Quantum Particle Dynamics in a Highly Singular 1D-Potential $U(x) = -\alpha \delta(x) + \beta \delta'(x)$ Superposed on a Well-Behaved One

TL;DR

This paper analytically derives the exact Green's function for a quantum particle in a 1D potential combining a delta and a delta prime function, revealing that electron transmission is blocked by the delta prime component.

Contribution

It provides a closed-form analytical solution for the Green's function of a 1D quantum system with a generalized singular potential and variable mass, advancing understanding of such singular interactions.

Findings

No electron transmission through the beta delta prime potential.

Exact Green's function constructed analytically.

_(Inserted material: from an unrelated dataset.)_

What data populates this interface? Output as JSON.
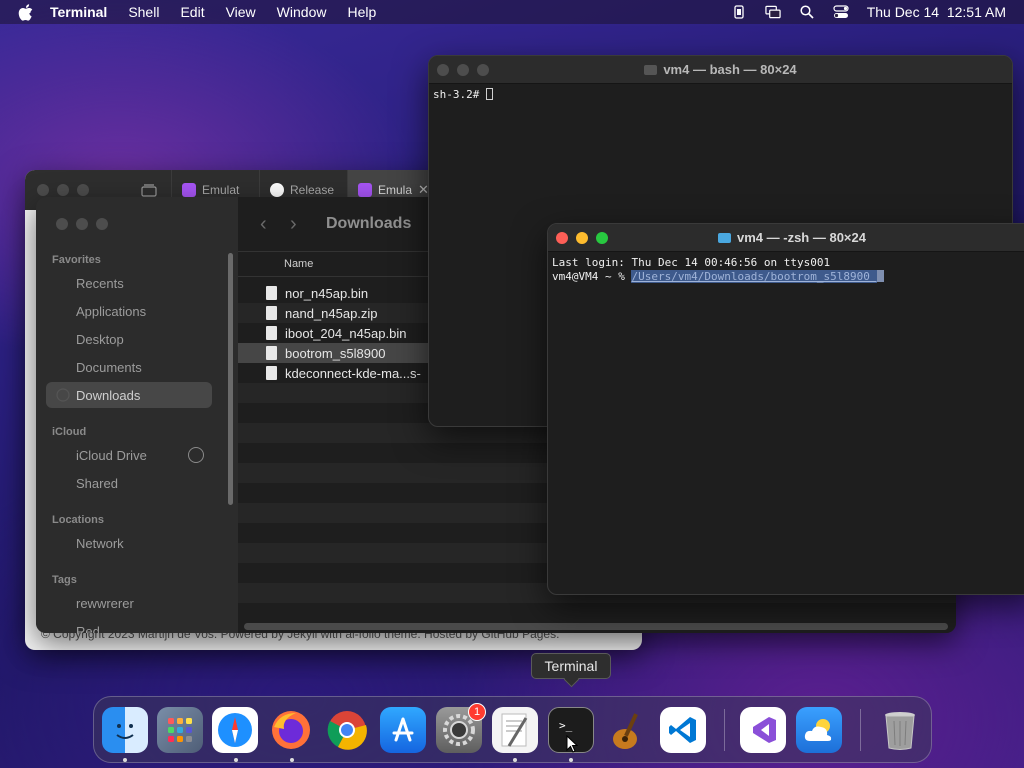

Transmission unaffected by the well-behaved potential V(x).

Abstract

We examine the one-dimensional quantum dynamics of a Schroedinger particle in a potential represented by a generalized function of the form $U(x) = -\alpha \delta (x) + \beta d(\delta (x))/dx$ superposed on a well behaved potential $V(x)$. In this, we construct the full, exact Green's function for such a 1D system analytically in closed form, taking account of a spatially variable mass $m(x)$. Our result shows that there can be no electron transmission through the $\beta \delta '(x)$- potential, regardless of the presence of the $V(x)$- potential and $\alpha \delta (x)$, (with $\alpha \ne 0$).